We Jews know a thing or two about displacement. Rabbi Margolin, the EJA Chairman and founder made the point succinctly recently at an event marking the 7Oth Anniversary of Israel’s independence. His ancestors for successive generations lived in Poland, Russia and continued around Eastern and Central Europe before settling in Israel, home.

This is our story. I’m as British as they come, born and bred in London but part of whose family two generations ago was Romanian. Our Comms expert is Israeli via Yemen and Romania, and our policy wonk is Latvian via Poland and Germany. There’s even a group of young people in Brussels who put up other Jews who are in town and need a place to stay and have a Shabbat dinner. What’s it called? Wandering Jews. Ok, so you get the point, it’s in our lexicon, it is for the vast majority of Jews, in the diaspora, or in Israel, our story.

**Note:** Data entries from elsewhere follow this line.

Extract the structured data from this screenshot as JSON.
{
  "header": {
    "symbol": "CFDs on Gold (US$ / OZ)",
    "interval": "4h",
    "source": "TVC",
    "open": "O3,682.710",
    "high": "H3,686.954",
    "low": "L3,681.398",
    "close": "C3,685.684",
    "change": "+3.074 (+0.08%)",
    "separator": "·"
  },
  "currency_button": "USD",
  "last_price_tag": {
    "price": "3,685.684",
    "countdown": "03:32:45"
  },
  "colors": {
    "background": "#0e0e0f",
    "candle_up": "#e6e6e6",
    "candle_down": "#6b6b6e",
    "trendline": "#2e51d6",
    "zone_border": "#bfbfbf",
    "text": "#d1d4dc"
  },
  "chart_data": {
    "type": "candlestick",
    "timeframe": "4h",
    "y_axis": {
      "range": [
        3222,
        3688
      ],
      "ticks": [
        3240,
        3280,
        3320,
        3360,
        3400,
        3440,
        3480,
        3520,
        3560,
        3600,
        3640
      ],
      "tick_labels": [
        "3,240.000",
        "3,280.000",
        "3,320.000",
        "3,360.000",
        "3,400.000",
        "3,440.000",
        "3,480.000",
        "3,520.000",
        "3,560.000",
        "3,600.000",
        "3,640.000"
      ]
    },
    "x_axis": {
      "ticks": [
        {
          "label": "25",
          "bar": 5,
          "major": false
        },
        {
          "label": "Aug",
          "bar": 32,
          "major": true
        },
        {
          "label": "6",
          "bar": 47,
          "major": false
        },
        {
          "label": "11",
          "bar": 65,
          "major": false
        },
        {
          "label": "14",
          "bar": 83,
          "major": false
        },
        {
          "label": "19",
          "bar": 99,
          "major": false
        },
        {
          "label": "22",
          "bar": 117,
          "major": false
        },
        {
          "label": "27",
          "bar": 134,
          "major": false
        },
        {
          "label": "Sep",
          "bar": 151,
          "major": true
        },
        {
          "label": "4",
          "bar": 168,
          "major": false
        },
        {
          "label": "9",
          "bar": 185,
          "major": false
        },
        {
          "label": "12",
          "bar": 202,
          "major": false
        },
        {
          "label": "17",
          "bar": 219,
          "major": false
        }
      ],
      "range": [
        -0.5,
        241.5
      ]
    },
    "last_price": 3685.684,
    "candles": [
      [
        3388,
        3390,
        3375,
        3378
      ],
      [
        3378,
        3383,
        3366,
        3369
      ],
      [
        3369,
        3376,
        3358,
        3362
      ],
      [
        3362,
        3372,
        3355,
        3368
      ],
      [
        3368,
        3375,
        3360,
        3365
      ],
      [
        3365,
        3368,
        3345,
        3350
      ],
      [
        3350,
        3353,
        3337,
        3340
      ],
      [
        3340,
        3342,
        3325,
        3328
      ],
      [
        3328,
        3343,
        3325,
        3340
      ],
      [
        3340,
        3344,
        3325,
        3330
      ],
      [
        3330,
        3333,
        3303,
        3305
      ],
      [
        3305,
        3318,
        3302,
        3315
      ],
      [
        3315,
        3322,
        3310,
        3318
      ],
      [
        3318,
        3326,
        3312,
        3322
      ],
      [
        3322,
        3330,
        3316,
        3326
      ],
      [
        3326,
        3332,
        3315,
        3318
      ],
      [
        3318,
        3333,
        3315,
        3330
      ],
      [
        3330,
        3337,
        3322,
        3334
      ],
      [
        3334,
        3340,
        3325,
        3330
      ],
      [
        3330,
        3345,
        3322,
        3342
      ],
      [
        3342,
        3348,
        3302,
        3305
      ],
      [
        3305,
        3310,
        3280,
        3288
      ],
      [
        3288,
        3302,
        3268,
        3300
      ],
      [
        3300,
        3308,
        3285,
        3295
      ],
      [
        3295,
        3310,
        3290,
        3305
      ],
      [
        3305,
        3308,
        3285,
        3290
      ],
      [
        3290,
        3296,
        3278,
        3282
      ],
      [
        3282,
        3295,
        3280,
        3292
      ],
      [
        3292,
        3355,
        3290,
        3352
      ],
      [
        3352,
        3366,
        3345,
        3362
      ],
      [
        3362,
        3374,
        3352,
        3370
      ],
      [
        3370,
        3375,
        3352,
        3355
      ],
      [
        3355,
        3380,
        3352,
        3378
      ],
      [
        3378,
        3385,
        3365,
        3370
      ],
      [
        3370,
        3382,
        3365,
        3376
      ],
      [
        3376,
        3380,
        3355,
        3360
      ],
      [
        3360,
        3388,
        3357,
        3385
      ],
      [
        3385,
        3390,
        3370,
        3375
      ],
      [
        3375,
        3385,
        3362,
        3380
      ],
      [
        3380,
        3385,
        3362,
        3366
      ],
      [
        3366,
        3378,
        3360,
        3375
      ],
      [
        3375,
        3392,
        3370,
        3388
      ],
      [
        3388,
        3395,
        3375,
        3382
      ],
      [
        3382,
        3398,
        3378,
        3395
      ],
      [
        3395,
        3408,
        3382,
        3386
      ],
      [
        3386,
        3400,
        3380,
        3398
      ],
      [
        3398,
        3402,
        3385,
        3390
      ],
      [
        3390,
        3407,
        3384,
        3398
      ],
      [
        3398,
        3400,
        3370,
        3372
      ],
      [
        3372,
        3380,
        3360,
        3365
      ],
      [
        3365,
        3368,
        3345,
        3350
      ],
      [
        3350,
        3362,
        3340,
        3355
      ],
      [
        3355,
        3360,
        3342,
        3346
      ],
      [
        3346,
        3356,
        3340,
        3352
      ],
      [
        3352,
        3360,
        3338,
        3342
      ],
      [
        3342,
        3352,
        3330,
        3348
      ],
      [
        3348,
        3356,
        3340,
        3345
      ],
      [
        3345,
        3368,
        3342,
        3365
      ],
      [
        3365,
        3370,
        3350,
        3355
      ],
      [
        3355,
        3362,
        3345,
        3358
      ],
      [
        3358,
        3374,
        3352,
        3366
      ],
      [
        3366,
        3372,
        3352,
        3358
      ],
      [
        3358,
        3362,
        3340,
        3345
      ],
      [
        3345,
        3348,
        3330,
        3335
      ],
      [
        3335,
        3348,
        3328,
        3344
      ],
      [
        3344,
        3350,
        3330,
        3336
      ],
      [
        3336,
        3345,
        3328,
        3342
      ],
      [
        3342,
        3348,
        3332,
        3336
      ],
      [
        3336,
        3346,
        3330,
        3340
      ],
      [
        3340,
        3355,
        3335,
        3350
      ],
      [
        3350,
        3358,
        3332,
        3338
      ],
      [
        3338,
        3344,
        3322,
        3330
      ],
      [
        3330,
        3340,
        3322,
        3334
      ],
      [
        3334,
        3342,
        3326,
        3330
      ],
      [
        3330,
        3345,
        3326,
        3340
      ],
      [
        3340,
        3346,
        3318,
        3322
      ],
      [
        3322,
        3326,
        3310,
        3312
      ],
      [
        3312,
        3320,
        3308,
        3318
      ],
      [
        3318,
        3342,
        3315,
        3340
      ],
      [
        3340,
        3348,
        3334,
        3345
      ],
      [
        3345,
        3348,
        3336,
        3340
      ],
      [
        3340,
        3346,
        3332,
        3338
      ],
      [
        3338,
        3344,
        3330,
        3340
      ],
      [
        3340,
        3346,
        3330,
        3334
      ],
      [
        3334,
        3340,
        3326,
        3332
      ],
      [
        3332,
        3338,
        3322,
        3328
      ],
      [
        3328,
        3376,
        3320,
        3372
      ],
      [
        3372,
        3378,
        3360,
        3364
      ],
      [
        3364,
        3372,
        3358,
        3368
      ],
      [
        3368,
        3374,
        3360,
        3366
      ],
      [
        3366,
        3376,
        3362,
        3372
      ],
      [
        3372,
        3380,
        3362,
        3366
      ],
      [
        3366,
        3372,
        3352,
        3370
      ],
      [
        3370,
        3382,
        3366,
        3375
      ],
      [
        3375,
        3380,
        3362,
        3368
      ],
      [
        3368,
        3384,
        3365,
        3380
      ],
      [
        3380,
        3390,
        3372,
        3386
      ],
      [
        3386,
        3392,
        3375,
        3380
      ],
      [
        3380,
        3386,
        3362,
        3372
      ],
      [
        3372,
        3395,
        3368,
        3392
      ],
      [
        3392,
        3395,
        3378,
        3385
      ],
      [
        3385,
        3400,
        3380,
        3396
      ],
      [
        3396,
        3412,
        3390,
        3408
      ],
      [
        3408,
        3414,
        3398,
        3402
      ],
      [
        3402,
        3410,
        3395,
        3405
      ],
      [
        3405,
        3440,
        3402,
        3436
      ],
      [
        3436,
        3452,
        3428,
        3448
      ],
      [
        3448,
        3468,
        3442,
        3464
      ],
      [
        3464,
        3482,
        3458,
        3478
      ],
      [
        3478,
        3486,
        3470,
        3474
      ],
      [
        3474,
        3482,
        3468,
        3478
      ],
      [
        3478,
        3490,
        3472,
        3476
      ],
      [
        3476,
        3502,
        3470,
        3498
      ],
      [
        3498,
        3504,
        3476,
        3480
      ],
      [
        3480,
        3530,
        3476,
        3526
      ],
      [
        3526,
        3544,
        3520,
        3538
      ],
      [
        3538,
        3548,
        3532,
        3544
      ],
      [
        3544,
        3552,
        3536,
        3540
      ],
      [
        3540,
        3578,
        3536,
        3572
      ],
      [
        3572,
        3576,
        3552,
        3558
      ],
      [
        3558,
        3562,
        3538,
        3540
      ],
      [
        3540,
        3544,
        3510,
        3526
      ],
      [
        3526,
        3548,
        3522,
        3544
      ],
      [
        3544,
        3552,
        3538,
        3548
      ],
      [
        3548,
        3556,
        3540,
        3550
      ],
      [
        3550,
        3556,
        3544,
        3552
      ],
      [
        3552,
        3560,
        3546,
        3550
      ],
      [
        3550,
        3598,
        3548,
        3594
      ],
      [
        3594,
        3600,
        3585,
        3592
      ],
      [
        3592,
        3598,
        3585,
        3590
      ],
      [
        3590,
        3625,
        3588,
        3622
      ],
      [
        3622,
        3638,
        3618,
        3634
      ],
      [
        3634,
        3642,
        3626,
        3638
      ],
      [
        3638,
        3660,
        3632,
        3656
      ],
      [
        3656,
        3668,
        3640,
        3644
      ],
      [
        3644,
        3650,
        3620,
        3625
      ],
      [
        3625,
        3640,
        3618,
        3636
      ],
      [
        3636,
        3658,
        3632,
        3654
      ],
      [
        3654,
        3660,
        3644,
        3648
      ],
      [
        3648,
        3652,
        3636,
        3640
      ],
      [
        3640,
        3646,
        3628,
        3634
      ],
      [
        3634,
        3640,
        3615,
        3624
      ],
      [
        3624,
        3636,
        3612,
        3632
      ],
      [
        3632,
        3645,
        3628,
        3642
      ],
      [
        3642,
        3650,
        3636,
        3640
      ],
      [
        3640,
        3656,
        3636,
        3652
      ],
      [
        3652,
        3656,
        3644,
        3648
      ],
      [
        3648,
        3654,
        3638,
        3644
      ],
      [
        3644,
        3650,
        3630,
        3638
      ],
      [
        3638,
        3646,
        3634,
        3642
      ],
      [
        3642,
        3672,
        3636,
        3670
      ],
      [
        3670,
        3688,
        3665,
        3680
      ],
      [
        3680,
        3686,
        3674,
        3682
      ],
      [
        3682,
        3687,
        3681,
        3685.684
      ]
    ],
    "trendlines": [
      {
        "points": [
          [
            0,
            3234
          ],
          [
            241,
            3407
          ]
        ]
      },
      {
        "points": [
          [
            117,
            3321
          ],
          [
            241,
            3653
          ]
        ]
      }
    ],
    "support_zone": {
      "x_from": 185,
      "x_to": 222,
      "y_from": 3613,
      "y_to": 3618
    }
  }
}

Borders are fluid things. There’s a you tube video that shows how Europe’s borders have utterly changed over the centuries and its quite the sight to see. The Jewish experience is such that we were referred to quasi-politely as rootless cosmopolitans, part of society, yet somehow separate. This of course led to all manner of discriminations and accusations of fifth columnists, questions over loyalty and the usual anti-Semitic tropes born of prejudice, fear and ignorance. But we accepted our fate while longing for a return to Zion. And now, whilst many of us still choose to call Europe home, we have another home, our original place, where our faith was born, where we lived, had a country and now, have it again.

So, it’s difficult not to feel sympathy with the stated Palestinian position of wanting to ‘return home’. But there is a fundamental difference, that if one looks at Europe, provides an answer and some illumination on this difficult subject, and may help some of our readers contextualise things a bit more: ‘To the victor, the spoils’. Its blunt, we give you that, but it is reality.

If we were to extrapolate the logic of the Palestinian leadership, the people and their supporters world-wide to Europe, we would be looking at the following:

Germans with Sudeten heritage should start walking into the Czech Republic and demanding that they can take back land, towns and cities that used to be German under the Reich. Similarly, the descendants of Silesian Germans with regards to South West Poland. Or perhaps those with a tentative connection to Gdansk should march to the city that gave birth to Solidarity and demand that it be renamed Danzig and re-Germanised. And while we are at it, in Kehl just across the Rhine from Strasbourg, millions of Germans should be amassing to reclaim Alsace-Lorraine.

Seems utterly ludicrous, ridiculous and fantastical to even read those words doesn’t it? And yet, this is precisely what the Palestinians expect when it comes to taking back land, much of which was offered to them in 1948 and they refused, and for which they fought war after war, aided by Arab neighbours and  aided too by, ironically, Hitler’s Reich. They lost, time and time again. That’s not gloating. That is a fact.

Einstein’s definition of insanity, that of repeating the same action time and time again, and hoping for a different outcome is fitting here too. The saddest, and indeed sadistic, part in all this story, is that not only are the Palestinian leadership indulging and actively encouraging such delusion (to deadly and tragic consequences as this week has shown) but many Europeans – whose history we have briefly outlined above, and who should know better – are too.